To compete, Knopik said they mark their prices consistently under the chain-store prices. "We have to do that, because in order to get here people have to make an extra stop," he said.

Knopik said he surveys the competition, and when compared to the grocery chain Rainbow Foods, which charges $3.79 per pound for their center cut pork chops, he charges $2.79. For spare ribs, Knopik said Rainbow charges $2.69 per pound, while he charges $1.99. And for a whole chicken he said they charge $1.19 per pound and he charges 99 cents.

He said he’s able to keep his prices lower because Finer is a small store with low overhead costs.

Aside from value, Knopik said the store is still known for quality, because he hickory-smokes his meat in-house — "the old-fashioned way," he said, instead of dipping the meat in flavoring.

Business strategies and all, the secret to success and longevity, Knopik said modestly, is best explained in the simplest terms. "We’re great," he said.

The regulars

The regular customers agree. Many said the jovial banter, coupled with exceptional meat, is what’s kept them coming back for decades and decades of "Finer" meat.

Customer Ross Gross said he’s been shopping at the store for 30 years. "I’ve gotten everything here at one time or another," he said.

It’s a combination of their product and service, Gross said, that’s kept him a loyal customer. He said although he shops at Cub for his food staples, he gets his meat, and some unique personal touches, from Finer. "They have the best meat and the best service — plus they invite me to their parties," he said.

Gross said even his out-of-town relations make a point to come to Finer’s to stock up on choice meat they can’t get anywhere else, like Parker House Sausage.

Tim Knopik, who refers to himself as the "King of Tails" — referencing ox tail, pig tails and turkey tails sold at the store — said he carries rare meat cuts popular in Southern cooking, because that’s what their customers want.
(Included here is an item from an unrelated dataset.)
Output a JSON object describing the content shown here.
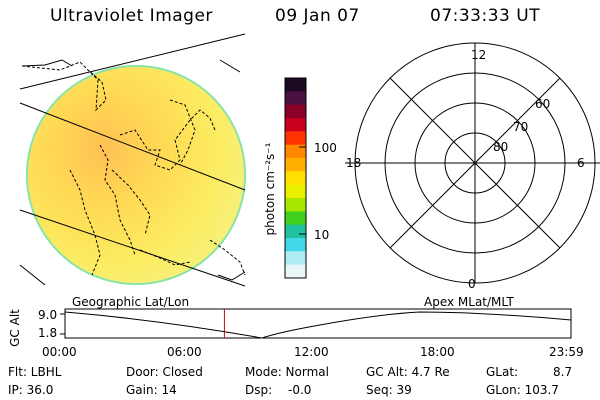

He said the store has a large African-American clientele, who generally prefer more unusual meat cuts. "We have it from the rooter to the tooter," he said holding up a pair of pig ears.

Kingfield resident and caterer Kim Christensen said specialty meat cuts are important in her business. "It’s the one place you can go where they cut your meat to order," she said, "For special clients, this is the place to come."

However, Christensen said she had been coming to the store long before moving to the neighborhood in 1987. She said she likes the smells of the place and enjoys the people.

Knopik said it’s nice to have long-time customers such as Christensen, because he has the chance to watch their families grow.

Christensen said she remembers coming to the store when pregnant with her son, who’s now 11, and how he helps carry out the meat. "You can grow up with this butcher," she said.

All in the family

Tim Knopik said that when Aaron Knopik, now deceased, purchased the store in 1962 he was only thinking five years ahead, planning to sell the business in 1967.

He said he and his father were having so much fun working together that they just decided to keep the shop. "My father put a lot of fun in carving meat," he said.

Knopik said his father, who worked at the store until he was 75, always emphasized the job security in his profession. "My father said you’ll have steady work because the last thing people do before they keel over is stop eating," he said.

Tim Knopik’s son, 30-year-old Brian Knopik, is the third generation to work at the store. Brian said the steadiness of the job is what drew him to the store 11 years ago. And although he grew up with the family business, he said he didn’t go into it right away. But after seven years as a painter, Brian Knopik said he was ready to give butchering a try.

He said that between his two sets of twins — 2-year-old sons and 12-year-old daughters — there could be a fourth generation in the family business. "My daughters are gung-ho," he said. "They want to take the meat market over, go to Hollywood and be famous."

Brian Knopik said it’s not easy working for your dad, but his father said when times get tough, they don’t have a choice but to work it out. "He can’t quit and I can’t fire him," Tim Knopik said, "If there’s a problem, my wife works here, too."